TEMPO.CO, Jakarta - Polemik rencana pembangunan Jembatan Selat Sunda mencuat di kalangan cendekiawan. Proyek monumental jembatan sepanjang 29 kilometer itu menuai pro dan kontra.
Guru besar Teknik Sipil Institut Teknologi Sepuluh November Surabaya, Herman Wahyudi, menolak rencana pembangunan jembatan terpanjang di kolong langit itu. "Risikonya tinggi dan butuh biaya mahal," katanya seperti dikutip dalam Majalah Tempo edisi 30 Juli 2012.
Sebelumnya penolakan juga telah disampaikan mantan Rektor ITS, Priyo Suprobo, dalam diskusi bersama sejumlah menteri. Menurut Herman, jembatan lebih berorientasi daratan ketimbang maritim. "Padahal, Indonesia negara kepulauan."
Menurut Herman, lebih baik mengembangkan pelabuhan di Merak dan Bakaheuni ketimbang membangun Jembatan Selat Sunda. Membangun jembatan butuh dana Rp 100 triliun, sedangkan pelabuhan cukup Rp 10 triliun.

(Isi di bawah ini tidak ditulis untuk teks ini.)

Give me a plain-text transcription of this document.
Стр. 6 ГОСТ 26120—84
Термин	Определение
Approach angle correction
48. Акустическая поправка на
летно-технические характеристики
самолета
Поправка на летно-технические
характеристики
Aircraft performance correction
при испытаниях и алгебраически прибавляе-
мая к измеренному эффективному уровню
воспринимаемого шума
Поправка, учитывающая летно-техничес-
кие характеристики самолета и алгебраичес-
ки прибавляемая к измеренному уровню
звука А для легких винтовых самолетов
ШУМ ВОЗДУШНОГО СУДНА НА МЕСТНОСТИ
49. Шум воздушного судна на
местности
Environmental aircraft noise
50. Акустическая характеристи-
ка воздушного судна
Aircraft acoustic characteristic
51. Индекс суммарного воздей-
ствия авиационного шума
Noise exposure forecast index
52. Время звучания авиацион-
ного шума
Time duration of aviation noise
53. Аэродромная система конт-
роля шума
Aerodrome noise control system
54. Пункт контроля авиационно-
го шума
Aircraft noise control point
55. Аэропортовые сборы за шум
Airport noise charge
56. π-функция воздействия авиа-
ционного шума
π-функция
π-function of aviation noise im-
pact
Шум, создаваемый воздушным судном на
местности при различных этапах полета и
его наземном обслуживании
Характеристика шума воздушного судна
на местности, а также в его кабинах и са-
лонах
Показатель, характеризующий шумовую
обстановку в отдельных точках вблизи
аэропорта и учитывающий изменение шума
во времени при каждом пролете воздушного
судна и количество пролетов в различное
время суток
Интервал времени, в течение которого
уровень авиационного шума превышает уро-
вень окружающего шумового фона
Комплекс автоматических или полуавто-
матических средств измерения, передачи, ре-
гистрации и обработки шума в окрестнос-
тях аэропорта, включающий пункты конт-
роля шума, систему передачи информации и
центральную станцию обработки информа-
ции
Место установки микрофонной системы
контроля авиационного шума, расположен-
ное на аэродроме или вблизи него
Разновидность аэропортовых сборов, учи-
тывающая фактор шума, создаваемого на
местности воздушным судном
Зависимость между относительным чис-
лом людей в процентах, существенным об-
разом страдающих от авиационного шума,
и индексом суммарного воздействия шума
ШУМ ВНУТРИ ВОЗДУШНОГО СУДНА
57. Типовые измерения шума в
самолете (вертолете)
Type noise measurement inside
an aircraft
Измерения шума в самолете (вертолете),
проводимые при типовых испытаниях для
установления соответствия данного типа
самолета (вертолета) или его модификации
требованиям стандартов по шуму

Namun, Badan Pengkajian dan Penerapan Teknologi (BPPT) tak sependapat. Pakar transportasi di BPPT, Joko Priyo Utomo, memandang jembatan lebih melancarkan transportasi. “Service rate-nya paling kecil ketimbang model lain,” ujarnya.
Baca Juga:
Dwi Agus Purnomo, rekan Joko yang ikut dalam studi jembatan pada 1987-1992, menilai jembatan lebih menguntungkan ketimbang pelabuhan atau terowongan.

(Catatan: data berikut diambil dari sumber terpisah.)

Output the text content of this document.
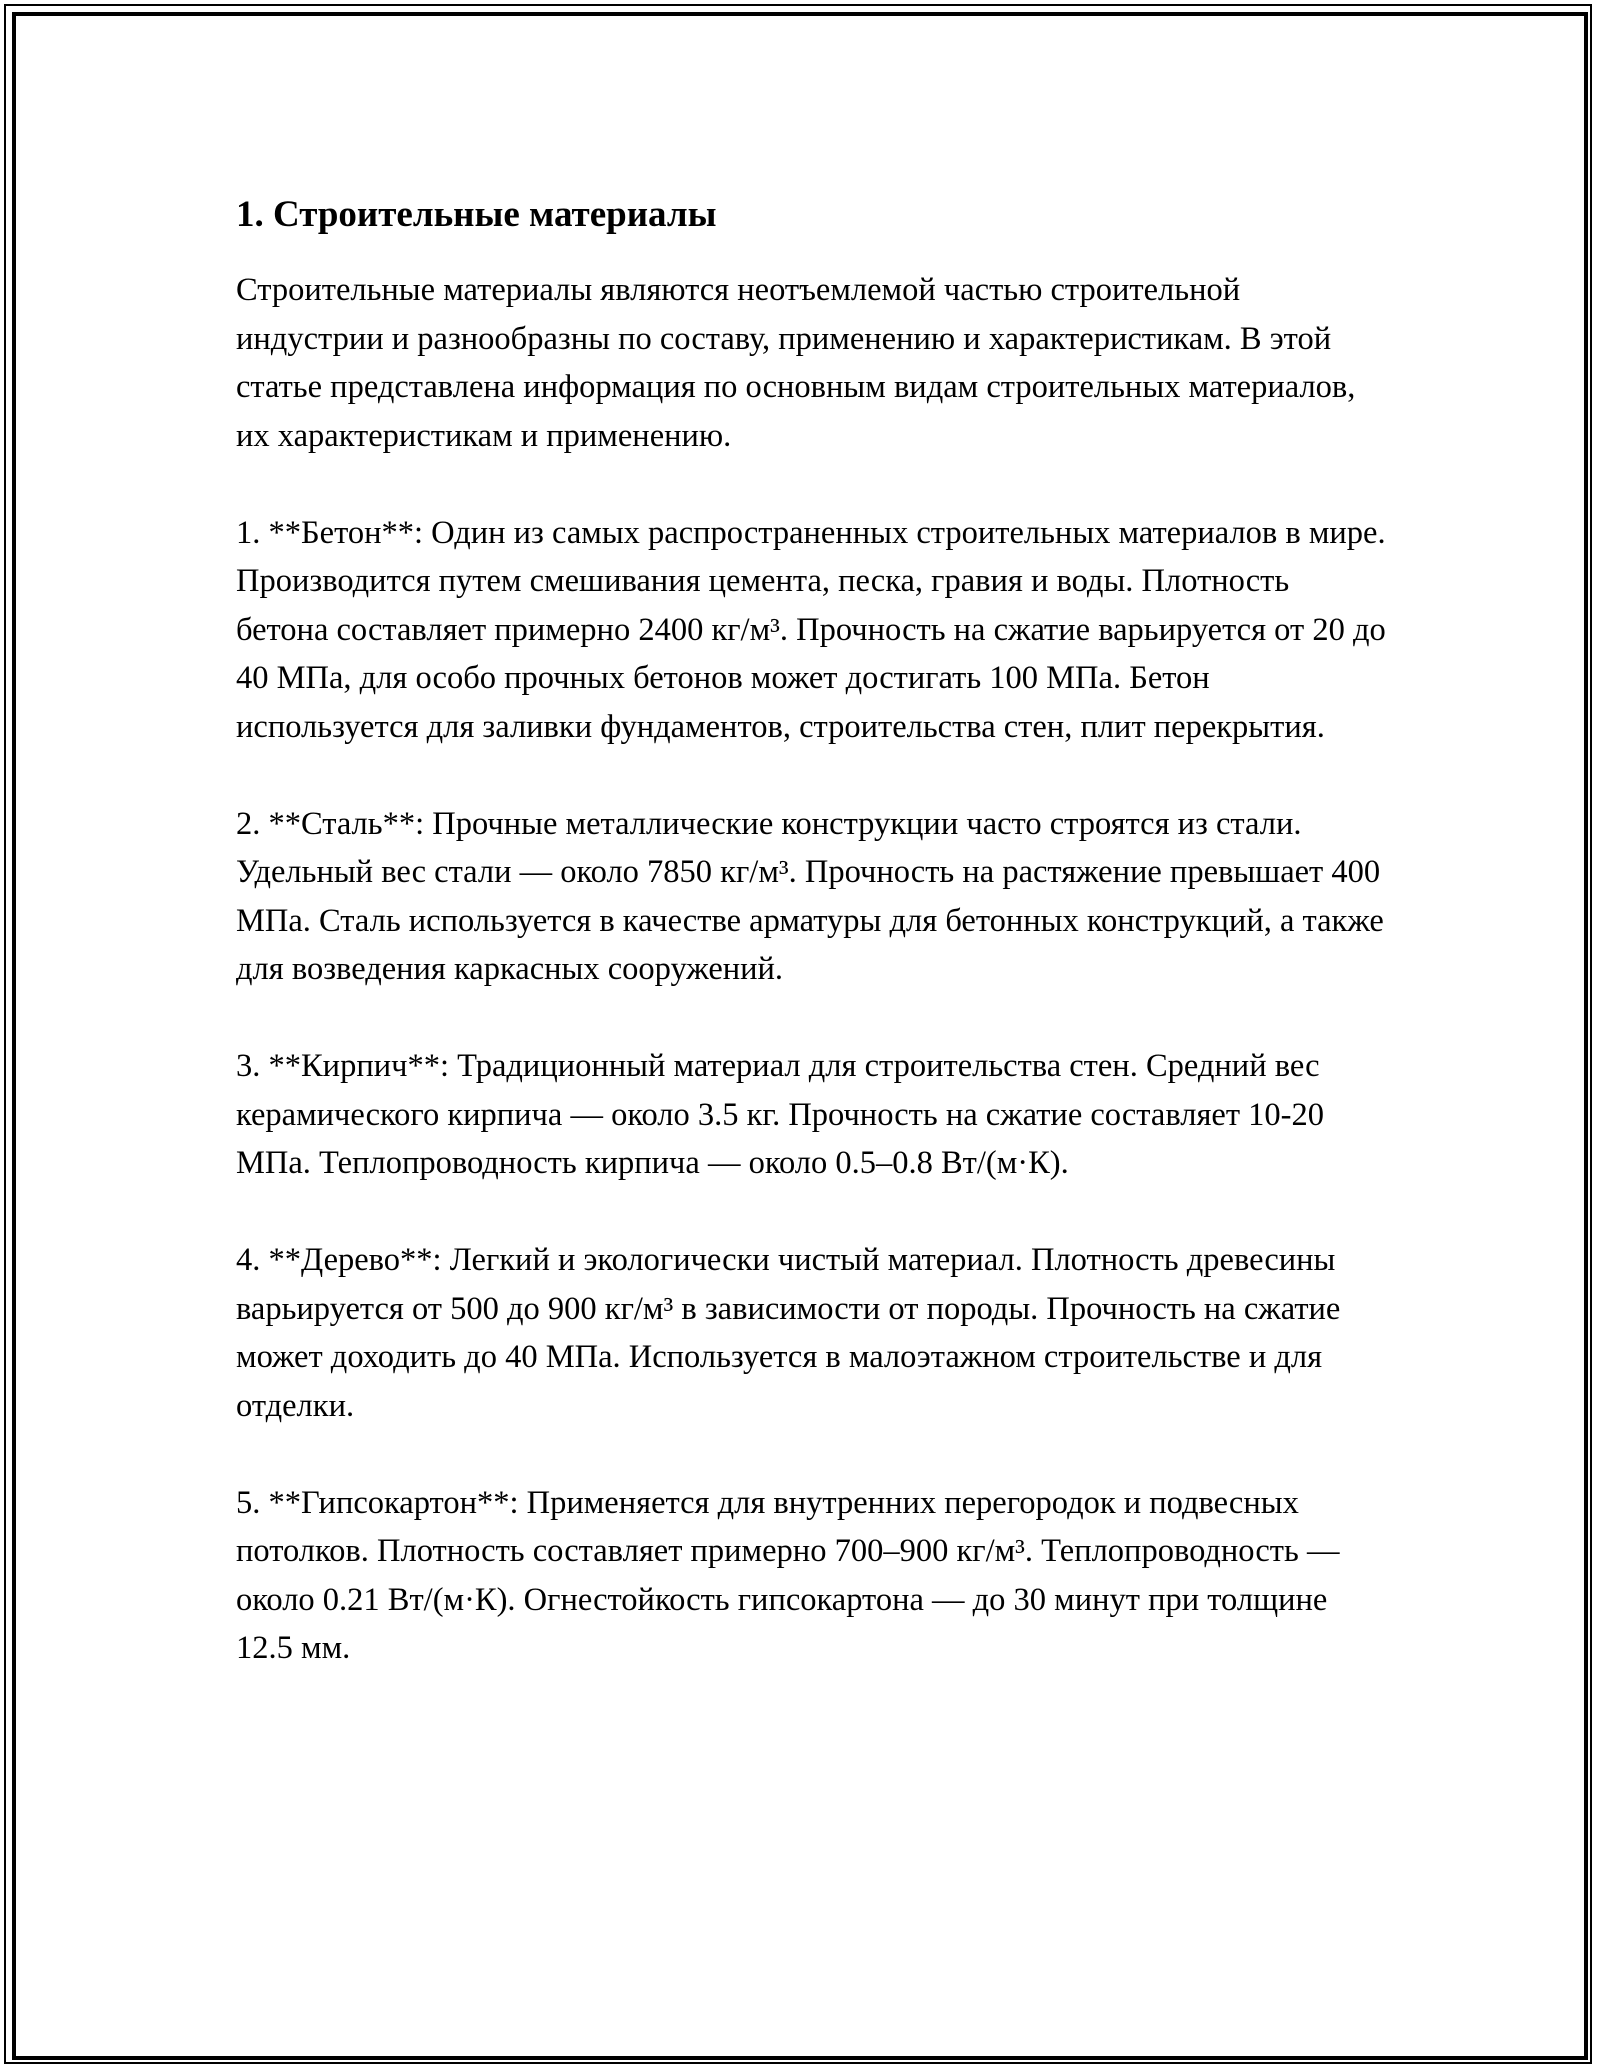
1. Строительные материалы

Строительные материалы являются неотъемлемой частью строительной индустрии и разнообразны по составу, применению и характеристикам. В этой статье представлена информация по основным видам строительных материалов, их характеристикам и применению.

1. **Бетон**: Один из самых распространенных строительных материалов в мире. Производится путем смешивания цемента, песка, гравия и воды. Плотность бетона составляет примерно 2400 кг/м³. Прочность на сжатие варьируется от 20 до 40 МПа, для особо прочных бетонов может достигать 100 МПа. Бетон используется для заливки фундаментов, строительства стен, плит перекрытия.

2. **Сталь**: Прочные металлические конструкции часто строятся из стали. Удельный вес стали — около 7850 кг/м³. Прочность на растяжение превышает 400 МПа. Сталь используется в качестве арматуры для бетонных конструкций, а также для возведения каркасных сооружений.

3. **Кирпич**: Традиционный материал для строительства стен. Средний вес керамического кирпича — около 3.5 кг. Прочность на сжатие составляет 10-20 МПа. Теплопроводность кирпича — около 0.5–0.8 Вт/(м·К).

4. **Дерево**: Легкий и экологически чистый материал. Плотность древесины варьируется от 500 до 900 кг/м³ в зависимости от породы. Прочность на сжатие может доходить до 40 МПа. Используется в малоэтажном строительстве и для отделки.

5. **Гипсокартон**: Применяется для внутренних перегородок и подвесных потолков. Плотность составляет примерно 700–900 кг/м³. Теплопроводность — около 0.21 Вт/(м·К). Огнестойкость гипсокартона — до 30 минут при толщине 12.5 мм.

Dari sisi ekonomi, menurut Dwi, pelabuhan hanya mampu bertahan 30 tahun. Adapun terowongan bawah laut rawan keamanan. Teknologi jembatan pun lebih dikuasai ahli dalam negeri. “Dan lebih monumental,” ujarnya. Namun, BPPT juga menyadari proyek jembatan rumit dan menelan biaya spektakuler.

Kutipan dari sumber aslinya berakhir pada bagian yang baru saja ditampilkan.